Ammonia is a chemical with a variety of uses. It's used in agriculture fertilizers and as a refrigerant for industrial cooling and freezer systems for food or beverage storage. Many households also use ammonia-based cleaning compounds. In household form, ammonia dangers are minimal. In an industrial setting, however, there is potential for exposure to harmful concentrations of ammonia liquids or gases due to leaks or spills. Spill responders must wear protective clothing to stay safe. Several factors dictate the type of protective clothing for ammonia spills, including spill quantity, location and exposure potential.
Hazards and Health Effects
Ammonia is made up of nitrogen and hydrogen.

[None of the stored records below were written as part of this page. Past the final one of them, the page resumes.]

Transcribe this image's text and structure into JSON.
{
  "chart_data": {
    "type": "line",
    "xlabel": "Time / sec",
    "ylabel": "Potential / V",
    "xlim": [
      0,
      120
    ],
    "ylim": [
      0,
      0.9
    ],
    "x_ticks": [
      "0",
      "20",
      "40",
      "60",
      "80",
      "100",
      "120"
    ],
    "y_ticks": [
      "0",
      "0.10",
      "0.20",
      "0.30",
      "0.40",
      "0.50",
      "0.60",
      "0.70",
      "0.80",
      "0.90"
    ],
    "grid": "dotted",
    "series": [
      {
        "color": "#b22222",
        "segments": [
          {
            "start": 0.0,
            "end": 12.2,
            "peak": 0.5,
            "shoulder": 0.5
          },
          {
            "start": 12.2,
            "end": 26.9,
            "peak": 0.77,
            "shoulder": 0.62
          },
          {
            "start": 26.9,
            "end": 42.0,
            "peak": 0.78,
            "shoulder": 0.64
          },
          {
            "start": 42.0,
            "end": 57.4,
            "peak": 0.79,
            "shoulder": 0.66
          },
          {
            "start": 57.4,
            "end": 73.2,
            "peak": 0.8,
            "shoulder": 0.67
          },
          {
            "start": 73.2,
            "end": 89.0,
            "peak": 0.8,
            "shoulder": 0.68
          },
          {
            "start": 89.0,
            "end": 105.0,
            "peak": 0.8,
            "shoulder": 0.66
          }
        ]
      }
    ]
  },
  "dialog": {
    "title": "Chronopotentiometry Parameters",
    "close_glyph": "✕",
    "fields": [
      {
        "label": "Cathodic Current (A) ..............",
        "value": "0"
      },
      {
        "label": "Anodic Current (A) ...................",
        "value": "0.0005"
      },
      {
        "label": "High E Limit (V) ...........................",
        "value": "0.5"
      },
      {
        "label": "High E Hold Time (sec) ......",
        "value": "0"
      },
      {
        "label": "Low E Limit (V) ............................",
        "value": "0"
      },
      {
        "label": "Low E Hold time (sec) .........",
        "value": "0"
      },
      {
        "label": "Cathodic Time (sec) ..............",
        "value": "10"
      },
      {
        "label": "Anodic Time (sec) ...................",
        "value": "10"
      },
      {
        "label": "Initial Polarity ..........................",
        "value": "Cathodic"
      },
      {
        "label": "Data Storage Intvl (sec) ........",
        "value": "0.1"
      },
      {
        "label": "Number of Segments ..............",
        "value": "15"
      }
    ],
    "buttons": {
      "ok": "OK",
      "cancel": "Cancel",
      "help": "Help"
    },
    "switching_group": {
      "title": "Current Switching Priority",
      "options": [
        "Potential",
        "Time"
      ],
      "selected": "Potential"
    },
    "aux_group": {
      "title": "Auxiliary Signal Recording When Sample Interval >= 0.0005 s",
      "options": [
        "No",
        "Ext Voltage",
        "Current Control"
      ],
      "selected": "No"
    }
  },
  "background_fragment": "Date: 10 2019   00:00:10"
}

The resulting mixture is hazardous because it is corrosive. Health effects include injury to skin, eyes and lungs. Ammonia can be absorbed through the body by inhalation, skin and eye contact and by ingestion. In some cases, exposure can be severe enough to be fatal. However, ammonia is very odorous and can be detected in time for affected persons to seek help or protection. Qualified spill responders are aware of these dangers and suit up accordingly.
Protective Clothing for Ammonia Spills
During a spill, if there is potential for ammonia to come in contact with skin and eyes or to be inhaled or ingested, then gloves, goggles or face shields, body protection and respirators are required. According to the 2012 edition of the Emergency Response Guidebook, the response to certain ammonia spills requires a respirator and chemical protective clothing. Emergency response procedures must be in place and specify the level of personal protection required. It is the duty and responsibility of spill responders to know the specific requirements before taking action.
How to Select Protective Clothing
The goal of protective clothing is to provide a shield from harmful chemicals. Selecting the best protection requires knowing the chemical properties, such as flammability, corrosive potential and toxicity, as well as the exposure limits permitted by the Occupational Safety & Health Administration. These properties are indicators of how health and safety is affected with exposure. You will select protective clothing based on these factors. For example, since ammonia is corrosive, butyl rubber gloves and boots and corrosion-resistant clothing provide protection against ammonia permeation. Additionally, because of potential damage to lungs, respiratory protection is needed in certain response situations.
Levels of Protective Clothing
OSHA provides guidelines for determining appropriate levels of protective clothing, ranging from Level A to Level D. Level A provides the highest degree of protection and is used in situations where hazardous chemicals are unknown or pose an immediate threat to life and health, and when the effects of a hazardous substance require it. Level A protection requires full face respiratory protection and chemical protective suits that totally encapsulate the body. Outer wear such as gloves and boots must also be chemical resistant. Level D protection requires the least protection, such as a regular work uniform.